The Chair Conservative Kelly McCauley

Thank you, Mr. Barton. I'm sorry.

We're approaching our final round now.

It's back to you, Mr. Genuis, please, for five.

5:55 p.m.

Conservative

Garnett Genuis Conservative Sherwood Park—Fort Saskatchewan, AB

Thank you, Chair.

I want to just start by clarifying the interactions involving Mr. Pickersgill.

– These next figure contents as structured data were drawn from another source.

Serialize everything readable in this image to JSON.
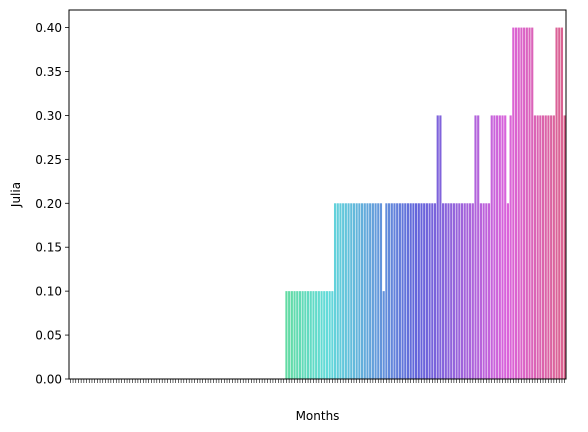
{
  "chart_data": {
    "type": "bar",
    "xlabel": "Months",
    "ylabel": "Julia",
    "ylim": [
      0,
      0.42
    ],
    "y_ticks": [
      "0.00",
      "0.05",
      "0.10",
      "0.15",
      "0.20",
      "0.25",
      "0.30",
      "0.35",
      "0.40"
    ],
    "y_tick_values": [
      0,
      0.05,
      0.1,
      0.15,
      0.2,
      0.25,
      0.3,
      0.35,
      0.4
    ],
    "grid": false,
    "palette": "husl",
    "values": [
      0,
      0,
      0,
      0,
      0,
      0,
      0,
      0,
      0,
      0,
      0,
      0,
      0,
      0,
      0,
      0,
      0,
      0,
      0,
      0,
      0,
      0,
      0,
      0,
      0,
      0,
      0,
      0,
      0,
      0,
      0,
      0,
      0,
      0,
      0,
      0,
      0,
      0,
      0,
      0,
      0,
      0,
      0,
      0,
      0,
      0,
      0,
      0,
      0,
      0,
      0,
      0,
      0,
      0,
      0,
      0,
      0,
      0,
      0,
      0,
      0,
      0,
      0,
      0,
      0,
      0,
      0,
      0,
      0,
      0,
      0,
      0,
      0,
      0,
      0,
      0,
      0,
      0,
      0,
      0,
      0.1,
      0.1,
      0.1,
      0.1,
      0.1,
      0.1,
      0.1,
      0.1,
      0.1,
      0.1,
      0.1,
      0.1,
      0.1,
      0.1,
      0.1,
      0.1,
      0.1,
      0.1,
      0.2,
      0.2,
      0.2,
      0.2,
      0.2,
      0.2,
      0.2,
      0.2,
      0.2,
      0.2,
      0.2,
      0.2,
      0.2,
      0.2,
      0.2,
      0.2,
      0.2,
      0.2,
      0.1,
      0.2,
      0.2,
      0.2,
      0.2,
      0.2,
      0.2,
      0.2,
      0.2,
      0.2,
      0.2,
      0.2,
      0.2,
      0.2,
      0.2,
      0.2,
      0.2,
      0.2,
      0.2,
      0.2,
      0.3,
      0.3,
      0.2,
      0.2,
      0.2,
      0.2,
      0.2,
      0.2,
      0.2,
      0.2,
      0.2,
      0.2,
      0.2,
      0.2,
      0.3,
      0.3,
      0.2,
      0.2,
      0.2,
      0.2,
      0.3,
      0.3,
      0.3,
      0.3,
      0.3,
      0.3,
      0.2,
      0.3,
      0.4,
      0.4,
      0.4,
      0.4,
      0.4,
      0.4,
      0.4,
      0.4,
      0.3,
      0.3,
      0.3,
      0.3,
      0.3,
      0.3,
      0.3,
      0.3,
      0.4,
      0.4,
      0.4,
      0.3
    ]
  }
}
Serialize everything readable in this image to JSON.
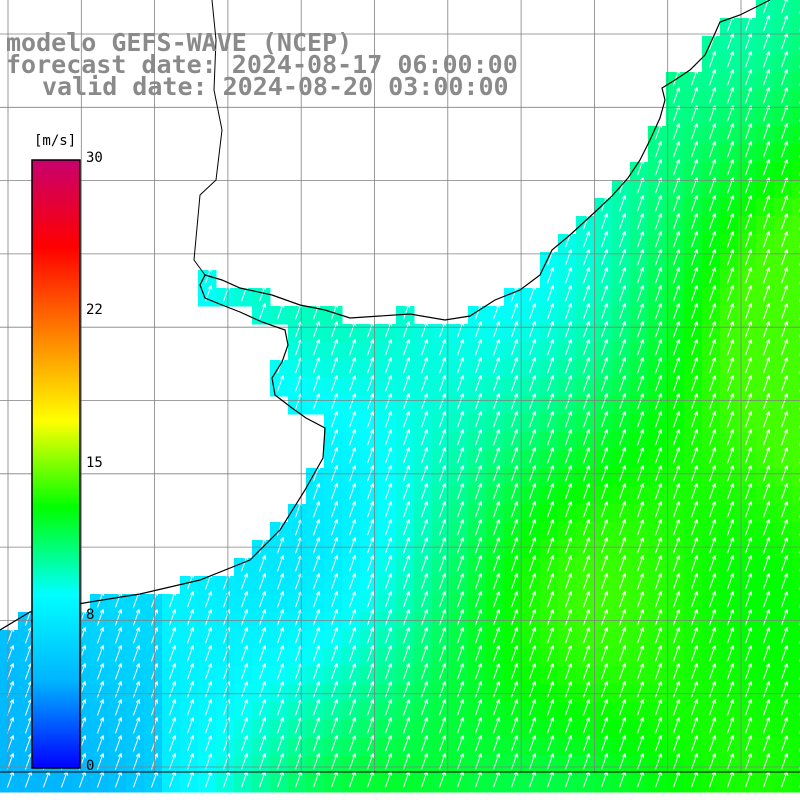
{
  "title": {
    "model": "modelo GEFS-WAVE (NCEP)",
    "forecast": "forecast date: 2024-08-17 06:00:00",
    "valid": "valid date: 2024-08-20 03:00:00"
  },
  "colorbar": {
    "unit": "[m/s]",
    "min": 0,
    "max": 30,
    "labels": [
      "30",
      "22",
      "15",
      "8",
      "0"
    ],
    "colors": [
      "#0000ff",
      "#00b4ff",
      "#00ffff",
      "#00ff00",
      "#ffff00",
      "#ff8000",
      "#ff0000",
      "#c8006e"
    ]
  },
  "field": {
    "variable": "wind speed",
    "arrow_direction": "north-northeast",
    "ocean_speed_range_ms": [
      3,
      14
    ]
  },
  "map_colors": {
    "land": "#ffffff",
    "coastline": "#000000",
    "grid": "#808080",
    "arrows": "#ffffff"
  }
}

Mr. Pickersgill accompanied you to meetings with the Prime Minister and with various officials, and he was responsible for coordinating the research associated with the work of the growth council.

Is that correct?

5:55 p.m.

As an Individual

Dominic Barton

No, it's not correct. He did not come to meetings with the Prime Minister. The meetings with the Prime Minister were very few and far between, and they involved Mr. Morneau, Bill Morneau—

5:55 p.m.

Conservative

Garnett Genuis Conservative Sherwood Park—Fort Saskatchewan, AB

From the McKinsey side, though, I'm asking.

5:55 p.m.

As an Individual

Dominic Barton

The McKinsey side was me. There were no McKinsey people coming into the meetings with the Prime Minister.

5:55 p.m.

Conservative

Garnett Genuis Conservative Sherwood Park—Fort Saskatchewan, AB

Mr. Pickersgill was supporting you in terms of the research and analysis, although you're saying he wasn't attending meetings.

5:55 p.m.

As an Individual

Dominic Barton

He wasn't supporting.... The Prime Minister was not in any of the growth council meetings, not one, just as Prime Minister Harper, by the way, was not in any—

5:55 p.m.

Conservative

Garnett Genuis Conservative Sherwood Park—Fort Saskatchewan, AB

Mr. Pickersgill was supporting the work of the growth council.

5:55 p.m.

As an Individual

Dominic Barton

Mr. Pickersgill was saying that we, the committee—the whole committee, the 14 people—needed support with data.

5:55 p.m.

Conservative

Garnett Genuis Conservative Sherwood Park—Fort Saskatchewan, AB

That's right. He was supplying that.

5:55 p.m.

As an Individual

Dominic Barton

No. He provided people who supplied it.

5:55 p.m.

Conservative

Garnett Genuis Conservative Sherwood Park—Fort Saskatchewan, AB

I have emails that I referred to earlier, where he is in the process of pitching the government on work that McKinsey could do for the government, citing his work in supplying people and in otherwise supporting you for the growth council.

That is consistent, I think, with your testimony, although you said he wasn't physically present at the meetings.

5:55 p.m.

As an Individual

Dominic Barton

It's not consistent with my testimony. What I said was that I don't know what he was doing on that side.